Physically Assaulted

If you are physically assaulted at work, call the police. Your company is not the ruling authority when it comes to criminal activity. They don’t have first dibs in addressing a criminal offense. Call the police immediately.

No Resolution

If you have criminal charges pending, a lawyer should advise you on any actions to take regarding your employment.

Physically Threatened

If you are being threatened, but not touched, with a physical weapon call the police. Your safety and life is in danger and the employer is not equipped to protect you. Weapons are guns, knives, box cutters, paper weights, fists, etc. Call the police if it is clear that an assailant intends to harm or kill you by threatening to strike or punch you.

No Resolution

Again, this is in the hands of the police and your lawyer.

Verbally Threatened…

Verbal harassment takes more time, persistence, and professionalism to address. The onus is totally on the accuser.

… With Harm

If you are verbally threatened with physical harm (sexual or violent; “I will assault you”) or professional harm (fired or ruined; “I’ll get you fired.”) without weapons, you should immediately go to your HR department, enter their office, sit down, and refuse to leave until you are safe. Your manager, the assailant, and the assailant’s manager should be called in to resolve the accusation (yes, we are in the verbal world now so you’re an accuser).

If you still don’t feel safe you must clearly express why you are still in danger and create a plan with HR and the mediating manager. Make sure you have a copy of your company’s harassment policy. Get the name and contact info for someone in HR who will be your representative.

In parallel to all of this, you should also go to the Equal Employment Opportunity Commission (EEOC) web site and study it. Like most government sites, it is difficult to navigate. Contact them immediately and be persistent.

No Resolution

If the company does not follow through and harassment persists, follow the exact same steps above and make sure that the harassment policy is being followed to the letter. If the harassment policy is weak or is just a straw man (a sham argument set up to be defeated), contact the EEOC, a lawyer, and the police.

… With Suggestions

If a co-worker is making suggestive comments or gestures that are inappropriate for the work place, the first line of defense is you. Respect your co-worker more than they are respecting you or themselves. Respond professionally and don’t use first-person pronouns. Say, “that’s unprofessional” or “that’s not appropriate for the work place.”

A common response to this might be, “I’m just kidding” or “you’re uptight.” Again, keep it professional and not personal. “That might get you in trouble at work with the wrong people and you’re more professional than that.”

If they shrug it off, I think they’ve heard you.

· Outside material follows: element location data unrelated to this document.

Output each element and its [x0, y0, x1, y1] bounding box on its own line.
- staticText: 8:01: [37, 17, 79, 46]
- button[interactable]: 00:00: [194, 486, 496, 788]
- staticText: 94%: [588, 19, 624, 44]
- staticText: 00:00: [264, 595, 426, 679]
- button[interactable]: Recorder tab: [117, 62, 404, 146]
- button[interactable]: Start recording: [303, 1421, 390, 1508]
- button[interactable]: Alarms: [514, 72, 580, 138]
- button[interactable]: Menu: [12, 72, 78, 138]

It’s not your place to rub their nose in it or illicit a confession. Close the book and be happy if it never happens again. You made a difference.

If the conversation persists or the harassment persists, then it’s personal. You need to know your harassment policy and follow their guidelines immediately.

No Resolution

If harassment continues and HR is dragging their feet, work your way up through the hierarchy of HR. In parallel, contact the EEOC to get documentation and advice started.

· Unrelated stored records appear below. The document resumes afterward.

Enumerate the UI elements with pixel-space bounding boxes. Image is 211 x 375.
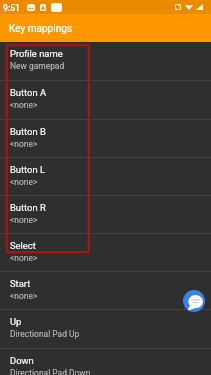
staticText: <none> [10,139,38,149]
staticText: Button R [10,202,46,213]
button[interactable]: Profile name [0,42,211,81]
staticText: Directional Pad Down [10,368,91,375]
staticText: Profile name [10,48,63,59]
button[interactable]: Button L [0,158,211,196]
staticText: Down [10,355,34,366]
staticText: Button A [10,87,47,98]
button[interactable]: Button B [0,120,211,158]
staticText: New gamepad [10,61,65,71]
staticText: Up [10,316,22,327]
button[interactable]: Down [0,349,211,375]
staticText: <none> [10,100,38,110]
staticText: Directional Pad Up [10,329,80,339]
button[interactable]: Open chat [183,290,205,312]
staticText: Start [10,278,31,289]
button[interactable]: Start [0,272,211,310]
staticText: 9:51 [3,3,20,13]
staticText: Button B [10,126,46,137]
button[interactable]: Select [0,234,211,272]
button[interactable]: Button A [0,81,211,120]
staticText: Key mappings [9,23,73,35]
staticText: <none> [10,177,38,187]
staticText: <none> [10,291,38,301]
staticText: Select [10,240,36,251]
staticText: Button L [10,164,46,175]
staticText: <none> [10,215,38,225]
button[interactable]: Up [0,310,211,349]
staticText: <none> [10,253,38,263]
button[interactable]: Button R [0,196,211,234]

If you make it to the top of the HR department without resolution, then go above them. If HR is not held accountable then you can conclude that the harassment policy means nothing to the company and harassment is tolerated. Things get tricky. Hopefully EEOC will step in.

I say put your head down, don’t say anything else about it, and do your job to the letter — all the time looking for another job. You have to get out of there. You might want to stay and be Norma Rae, but that’s a different article entirely.

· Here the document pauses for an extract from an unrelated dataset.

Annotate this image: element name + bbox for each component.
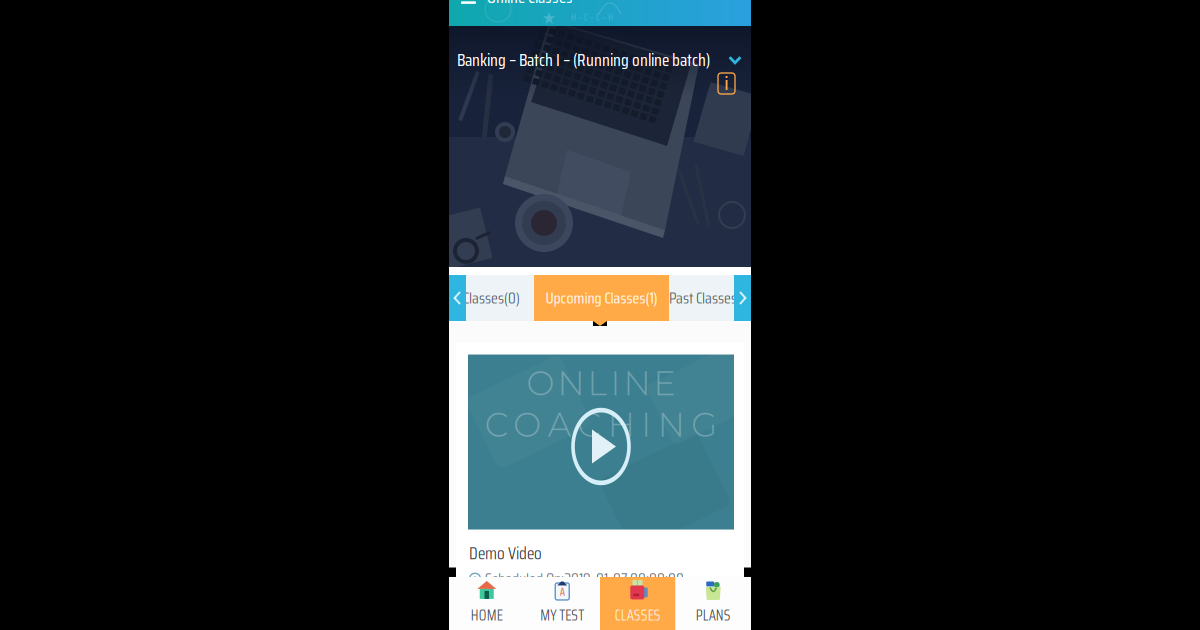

The work place is not a unique or exceptional environment. Any time you’re not sure what to do, think about the situation if it were in a grocery store. What makes sense?

Company guidelines and laws can also be misused to falsely accuse co-workers. This is also an egregious offense and can do permanent damage. False claims negate valid ones and can potentially ruin careers. There is no justification for it.

Rhonda has a BS in Mathematics and Computer Science and is a self-taught graphic designer. She considers herself a geek*wildcard because she has a little bit of experience in everything.